I tried plugging my ears but I could still hear it, and I can't listen to music because I need to concentrate. 

I hate how irritable I've been lately!
GRRRRRRRRAAAAAAAAAAAHHHHHHH!!!!!!


Edit: oh, feel free to post about your annoying co-workers


----------



## NicoShy (Jun 11, 2009)

:lol


----------



## Awkto Awktavious (May 11, 2011)




----------



## Awkto Awktavious (May 11, 2011)




----------



## Still Waters (Sep 18, 2008)

I feel for you,I wish I had some advice to give -Some people seemingly have to make their presence known at all times. Why they don't see the value of being quiet and understated I'll never know. Perhaps it's similar to an animal marking their territory -only they accomplish it with sounds? Just a thought...


----------



## Mustafa (Aug 15, 2012)

Meh, I don't think he is doing it on purpose just to annoy you as you might be thinking, he's probably just bored or lazy as we all sometimes feel at work. Eh?


----------



## 346322 (Nov 19, 2013)

I remember a former co-worker of mine. She is a elder woman and man she would not shut up, keep on yapping and yapping and it drove me crazy that I had to switch shift just to get away from it lol.


----------



## bestFizzy (Nov 2, 2013)

Still Waters said:


> ...Some people seemingly have to make their presence known at all times. Why they don't see the value of being quiet and understated I'll never know. Perhaps it's similar to an animal marking their territory...

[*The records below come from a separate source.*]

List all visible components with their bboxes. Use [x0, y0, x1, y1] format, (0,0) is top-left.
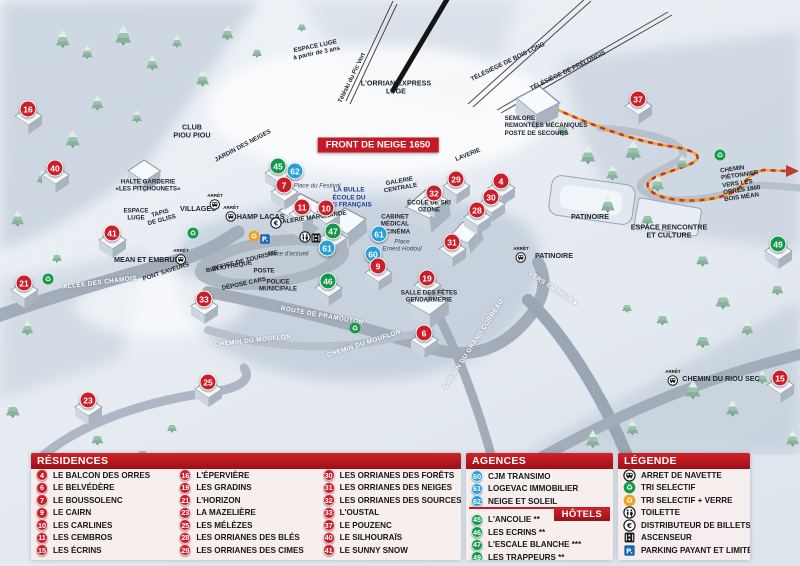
- legend-row: 40LE SILHOURAÏS: [318, 532, 461, 545]
- legend-marker-number: 28: [179, 532, 191, 544]
- legend-marker-number: 4: [36, 469, 48, 481]
- map-marker-6: 6: [416, 325, 433, 342]
- legend-row-label: LES TRAPPEURS **: [488, 553, 564, 560]
- key-row: €DISTRIBUTEUR DE BILLETS: [618, 519, 750, 532]
- map-marker-4: 4: [493, 173, 510, 190]
- key-row-label: PARKING PAYANT ET LIMITÉ: [641, 546, 750, 555]
- legend-row: 7LE BOUSSOLENC: [31, 494, 174, 507]
- legend-row-label: LE SUNNY SNOW: [340, 546, 408, 555]
- parking-icon: P.: [259, 233, 271, 245]
- legend-row: 16L'ÉPERVIÈRE: [174, 469, 317, 482]
- map-marker-46: 46: [320, 273, 337, 290]
- map-label: Place Ernest Hodoul: [382, 239, 421, 254]
- map-marker-19: 19: [419, 270, 436, 287]
- legend-marker-number: 23: [179, 507, 191, 519]
- legend-row: 29LES ORRIANES DES CIMES: [174, 544, 317, 557]
- map-marker-49: 49: [770, 236, 787, 253]
- map-label: POSTE: [254, 267, 275, 274]
- map-marker-30: 30: [483, 189, 500, 206]
- map-label: ÉCOLE DE SKI OZONE: [407, 200, 451, 215]
- legend-row: 6LE BELVÉDÈRE: [31, 482, 174, 495]
- map-marker-47: 47: [325, 223, 342, 240]
- resort-map-poster: ESPACE LUGE à partir de 3 ansTéléski du …: [0, 0, 800, 566]
- legend-marker-number: 25: [179, 519, 191, 531]
- legend-row: 47L'ESCALE BLANCHE ***: [466, 539, 613, 552]
- legend-row-label: LE POUZENC: [340, 521, 392, 530]
- map-marker-62: 62: [287, 163, 304, 180]
- map-marker-7: 7: [276, 177, 293, 194]
- legend-marker-number: 9: [36, 507, 48, 519]
- residences-header: RÉSIDENCES: [31, 453, 461, 469]
- legend-marker-number: 40: [323, 532, 335, 544]
- map-label: PATINOIRE: [571, 213, 609, 221]
- legend-row: 32LES ORRIANES DES SOURCES: [318, 494, 461, 507]
- legend-marker-number: 41: [323, 544, 335, 556]
- legend-row: 19LES GRADINS: [174, 482, 317, 495]
- legend-marker-number: 7: [36, 494, 48, 506]
- recycle-green-icon: ♻: [623, 481, 636, 494]
- key-row: P.PARKING PAYANT ET LIMITÉ: [618, 544, 750, 557]
- map-marker-40: 40: [47, 160, 64, 177]
- bus-stop-icon: ARRÊT: [223, 206, 239, 222]
- map-label: L'ORRIAN EXPRESS LUGE: [361, 80, 431, 97]
- key-header: LÉGENDE: [618, 453, 750, 469]
- key-row: ASCENSEUR: [618, 532, 750, 545]
- legend-row: 61LOGEVAC IMMOBILIER: [466, 483, 613, 496]
- legend-row-label: LES ÉCRINS: [53, 546, 102, 555]
- svg-text:P.: P.: [262, 236, 268, 244]
- arret-caption: ARRÊT: [173, 249, 189, 254]
- bus-stop-icon: ARRÊT: [513, 247, 529, 263]
- recycle-green-icon: ♻: [714, 149, 726, 161]
- legend-row: 9LE CAIRN: [31, 507, 174, 520]
- legend-marker-number: 10: [36, 519, 48, 531]
- legend-row: 62NEIGE ET SOLEIL: [466, 495, 613, 508]
- legend-marker-number: 15: [36, 544, 48, 556]
- key-section: LÉGENDE ARRET DE NAVETTE♻TRI SELECTIF♻TR…: [618, 453, 750, 560]
- agencies-hotels-section: AGENCES IMMOBILIÈRES 60CJM TRANSIMO61LOG…: [466, 453, 613, 560]
- bus-stop-icon: ARRÊT: [173, 249, 189, 265]
- legend-row: 31LES ORRIANES DES NEIGES: [318, 482, 461, 495]
- legend-row: 25LES MÉLÈZES: [174, 519, 317, 532]
- legend-row-label: LA MAZELIÈRE: [196, 508, 256, 517]
- bus-icon: [623, 469, 636, 482]
- arret-caption: ARRÊT: [665, 370, 681, 375]
- parking-icon: P.: [623, 544, 636, 557]
- map-marker-9: 9: [370, 258, 387, 275]
- legend-row-label: LES ORRIANES DES BLÉS: [196, 533, 299, 542]
- key-row-label: TRI SELECTIF + VERRE: [641, 496, 733, 505]
- legend-row: 4LE BALCON DES ORRES: [31, 469, 174, 482]
- legend-marker-number: 6: [36, 482, 48, 494]
- map-marker-29: 29: [448, 171, 465, 188]
- recycle-green-icon: ♻: [349, 322, 361, 334]
- map-marker-32: 32: [426, 185, 443, 202]
- legend-row: 46LES ECRINS **: [466, 526, 613, 539]
- key-row-label: ARRET DE NAVETTE: [641, 471, 722, 480]
- map-label: PATINOIRE: [535, 252, 573, 260]
- svg-text:♻: ♻: [626, 496, 633, 505]
- legend-row-label: L'ESCALE BLANCHE ***: [488, 540, 581, 549]
- legend-row: 11LES CEMBROS: [31, 532, 174, 545]
- legend-marker-number: 30: [323, 469, 335, 481]
- legend-row: 49LES TRAPPEURS **: [466, 551, 613, 560]
- legend-marker-number: 29: [179, 544, 191, 556]
- svg-text:♻: ♻: [251, 232, 257, 241]
- elevator-icon: [623, 531, 636, 544]
- key-row-label: ASCENSEUR: [641, 533, 692, 542]
- legend-panel: RÉSIDENCES 4LE BALCON DES ORRES6LE BELVÉ…: [31, 453, 750, 560]
- legend-marker-number: 31: [323, 482, 335, 494]
- legend-row: 60CJM TRANSIMO: [466, 470, 613, 483]
- recycle-yellow-icon: ♻: [623, 494, 636, 507]
- legend-row-label: LES ORRIANES DES SOURCES: [340, 496, 461, 505]
- legend-row-label: LES MÉLÈZES: [196, 521, 252, 530]
- svg-text:€: €: [626, 521, 632, 530]
- legend-marker-number: 45: [471, 514, 483, 526]
- legend-marker-number: 46: [471, 526, 483, 538]
- residences-column: 16L'ÉPERVIÈRE19LES GRADINS21L'HORIZON23L…: [174, 469, 317, 557]
- legend-row-label: LE SILHOURAÏS: [340, 533, 403, 542]
- map-label: CINÉMA: [386, 228, 410, 235]
- legend-row-label: LE CAIRN: [53, 508, 91, 517]
- legend-row: 28LES ORRIANES DES BLÉS: [174, 532, 317, 545]
- residences-section: RÉSIDENCES 4LE BALCON DES ORRES6LE BELVÉ…: [31, 453, 461, 560]
- legend-row: 23LA MAZELIÈRE: [174, 507, 317, 520]
- recycle-green-icon: ♻: [187, 227, 199, 239]
- legend-row-label: LES CARLINES: [53, 521, 112, 530]
- map-label: HALTE GARDERIE «LES PITCHOUNETS»: [116, 179, 181, 194]
- map-marker-25: 25: [200, 374, 217, 391]
- legend-row-label: L'ÉPERVIÈRE: [196, 471, 249, 480]
- legend-marker-number: 19: [179, 482, 191, 494]
- legend-row: 30LES ORRIANES DES FORÊTS: [318, 469, 461, 482]
- key-row: ♻TRI SELECTIF + VERRE: [618, 494, 750, 507]
- map-label: POLICE MUNICIPALE: [259, 279, 297, 294]
- map-marker-45: 45: [270, 158, 287, 175]
- bus-stop-icon: ARRÊT: [207, 194, 223, 210]
- legend-marker-number: 16: [179, 469, 191, 481]
- legend-row: 21L'HORIZON: [174, 494, 317, 507]
- svg-text:♻: ♻: [717, 151, 723, 160]
- map-marker-21: 21: [16, 275, 33, 292]
- legend-row-label: LE BOUSSOLENC: [53, 496, 123, 505]
- legend-marker-number: 33: [323, 507, 335, 519]
- legend-marker-number: 61: [471, 483, 483, 495]
- map-marker-16: 16: [20, 101, 37, 118]
- arret-caption: ARRÊT: [223, 206, 239, 211]
- legend-row: 15LES ÉCRINS: [31, 544, 174, 557]
- svg-text:♻: ♻: [190, 229, 196, 238]
- legend-row-label: LES ORRIANES DES FORÊTS: [340, 471, 455, 480]
- key-row: ARRET DE NAVETTE: [618, 469, 750, 482]
- legend-row-label: L'OUSTAL: [340, 508, 380, 517]
- legend-row-label: L'HORIZON: [196, 496, 240, 505]
- map-marker-37: 37: [630, 91, 647, 108]
- key-row: ♻TRI SELECTIF: [618, 482, 750, 495]
- legend-row-label: LES ORRIANES DES CIMES: [196, 546, 303, 555]
- arret-caption: ARRÊT: [207, 194, 223, 199]
- svg-text:♻: ♻: [352, 324, 358, 333]
- legend-row-label: LE BALCON DES ORRES: [53, 471, 150, 480]
- map-label: MEAN ET EMBRUN: [114, 256, 180, 264]
- legend-row-label: LES ORRIANES DES NEIGES: [340, 483, 452, 492]
- map-label: CHEMIN PIÉTONNIER VERS LES ORRES 1800 BO…: [720, 160, 777, 203]
- legend-row-label: LOGEVAC IMMOBILIER: [488, 484, 578, 493]
- key-row-label: TRI SELECTIF: [641, 483, 695, 492]
- svg-text:€: €: [273, 219, 279, 227]
- legend-row-label: LES GRADINS: [196, 483, 251, 492]
- map-marker-28: 28: [469, 202, 486, 219]
- legend-row-label: L'ANCOLIE **: [488, 515, 540, 524]
- key-row-label: TOILETTE: [641, 508, 680, 517]
- hotels-header: HÔTELS: [554, 508, 610, 521]
- map-marker-10: 10: [318, 200, 335, 217]
- legend-row: 10LES CARLINES: [31, 519, 174, 532]
- map-marker-31: 31: [444, 234, 461, 251]
- map-marker-61: 61: [371, 226, 388, 243]
- legend-marker-number: 11: [36, 532, 48, 544]
- legend-row: 41LE SUNNY SNOW: [318, 544, 461, 557]
- svg-text:♻: ♻: [45, 275, 51, 284]
- legend-row-label: LE BELVÉDÈRE: [53, 483, 114, 492]
- legend-marker-number: 32: [323, 494, 335, 506]
- map-label: ESPACE RENCONTRE ET CULTURE: [631, 224, 708, 241]
- key-row: TOILETTE: [618, 507, 750, 520]
- legend-row: 37LE POUZENC: [318, 519, 461, 532]
- front-de-neige-banner: FRONT DE NEIGE 1650: [318, 138, 439, 153]
- legend-marker-number: 47: [471, 539, 483, 551]
- svg-text:P.: P.: [626, 546, 633, 555]
- map-label: SALLE DES FÊTES GENDARMERIE: [401, 290, 457, 305]
- map-marker-61: 61: [319, 240, 336, 257]
- map-marker-33: 33: [196, 291, 213, 308]
- legend-marker-number: 62: [471, 495, 483, 507]
- key-row-label: DISTRIBUTEUR DE BILLETS: [641, 521, 750, 530]
- recycle-green-icon: ♻: [42, 273, 54, 285]
- map-marker-41: 41: [104, 225, 121, 242]
- legend-row-label: LES ECRINS **: [488, 528, 545, 537]
- agencies-header: AGENCES IMMOBILIÈRES: [466, 453, 613, 469]
- map-label: CHEMIN DU RIOU SEC: [682, 375, 759, 383]
- residences-column: 4LE BALCON DES ORRES6LE BELVÉDÈRE7LE BOU…: [31, 469, 174, 557]
- map-label: CABINET MÉDICAL: [381, 214, 409, 229]
- residences-column: 30LES ORRIANES DES FORÊTS31LES ORRIANES …: [318, 469, 461, 557]
- wc-icon: [623, 506, 636, 519]
- legend-marker-number: 21: [179, 494, 191, 506]
- arret-caption: ARRÊT: [513, 247, 529, 252]
- map-marker-11: 11: [294, 199, 311, 216]
- legend-row: 33L'OUSTAL: [318, 507, 461, 520]
- legend-marker-number: 49: [471, 551, 483, 560]
- svg-text:♻: ♻: [626, 483, 633, 492]
- bus-stop-icon: ARRÊT: [665, 370, 681, 386]
- legend-marker-number: 37: [323, 519, 335, 531]
- legend-row-label: LES CEMBROS: [53, 533, 112, 542]
- legend-row-label: CJM TRANSIMO: [488, 472, 551, 481]
- map-marker-23: 23: [80, 392, 97, 409]
- map-label: CLUB PIOU PIOU: [173, 124, 210, 141]
- legend-row-label: NEIGE ET SOLEIL: [488, 497, 557, 506]
- map-label: SEMLORE REMONTÉES MÉCANIQUES POSTE DE SE…: [505, 115, 588, 137]
- euro-icon: €: [623, 519, 636, 532]
- map-marker-15: 15: [772, 370, 789, 387]
- euro-icon: €: [270, 217, 282, 229]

I think this has a lot to do with it, whether they're cognizant of it or not.

I've got a boss that I can't stand. Loud footsteps, loud laugh, very egotistical person and so the loud phone calls and comments that they make are all cocky and condescending. Drives me nuts, gets under my skin. Grown to the point where I don't like being in the same room as them. It seriously sets off my anxiety. And not being able to say anything since they are a superior makes me act kind of shy / awkward, which makes me ruminate.... it's a vicious, ****ty cycle.


----------



## Still Waters (Sep 18, 2008)

bestFizzy said:


> I think this has a lot to do with it, whether they're cognizant of it or not.
> 
> I've got a boss that I can't stand. Loud footsteps, loud laugh, very egotistical person and so the loud phone calls and comments that they make are all cocky and condescending. Drives me nuts, gets under my skin. Grown to the point where I don't like being in the same room as them. It seriously sets off my anxiety. And not being able to say anything since they are a superior makes me act kind of shy / awkward, which makes me ruminate.... it's a vicious, ****ty cycle.


EXACTLY -I wondered if anyone else had this thought! I certainly think it's an undercurrent -"I must be noticed/acknowledged at all times! It's almost always the ones with super-sized egos that trounce on your senses 24/7.


----------



## bestFizzy (Nov 2, 2013)

Always good to know youre not alone. Good luck with anyone like that in your life


----------



## Melodies0fLife (Sep 17, 2012)

Ever watched Office Space? Milton is hilariously annoying.


----------



## visualkeirockstar (Aug 5, 2012)

My coworkers are always yelling at eachother or me sometimes saying to stop milking it.


----------



## Awkto Awktavious (May 11, 2011)

Melodies0fLife said:


> Ever watched Office Space? Milton is hilariously annoying.


Sounds like you guys all got a case of the Mun-days.


----------